Data processing apparatus and method for protecting secure data and program code from insecure access when switching between secure and less secure domains

摘要

A data processing apparatus and method are provided for processing data. The data processing apparatus includes a processing circuit for executing a data processing operation in response to a program code, and a data store for storing data. The data store includes a safe area and a more secure data store. A plurality of regions including a low region. The secure area is configured to store sensitive data that is accessible by the processing circuit when operating in the secure domain and not accessible by the processing circuit when operating in the less secure domain. The data store also comprises a plurality of stacks including a secure stack in a secure area. The processing circuit includes a stack access circuit configured to store a predetermined processing state in the secure stack in response to an event that requires a transition from a secure domain to a less secure domain. Specifically, if the event is a first type event, the predetermined processing state stored by the stack access circuit is at least one return address stored at a predetermined relative location in the secure stack.
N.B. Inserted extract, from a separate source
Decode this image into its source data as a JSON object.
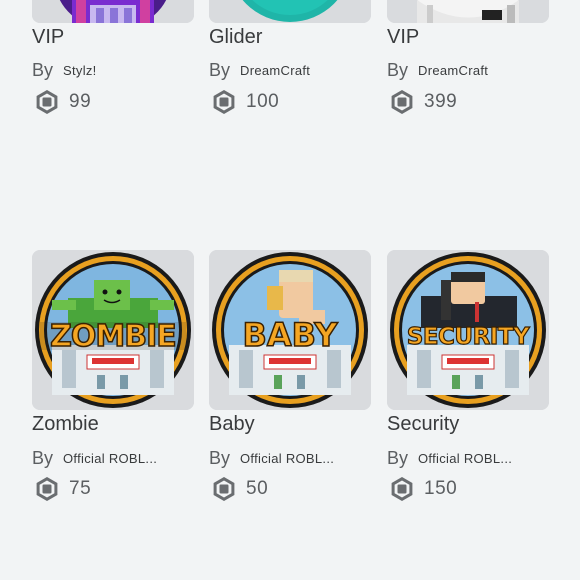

Prepare. Conversely, if the event is a second event type, the predetermined processing state stored by the stack access circuit includes at least one first value stored at a predetermined relative position, The value of is not a valid address for program code. When the processing circuit receives a return of the first event type from the less secure domain to the secure domain, the processing circuit receives a first fault if the data stored at the predetermined relative position is the first value. It further comprises a fault check circuit configured to identify the condition. Such an approach provides protection against attacks from less secure domains that attempt to use a false return method, for example, performing a function call return from an exception, or an exception return from a function call.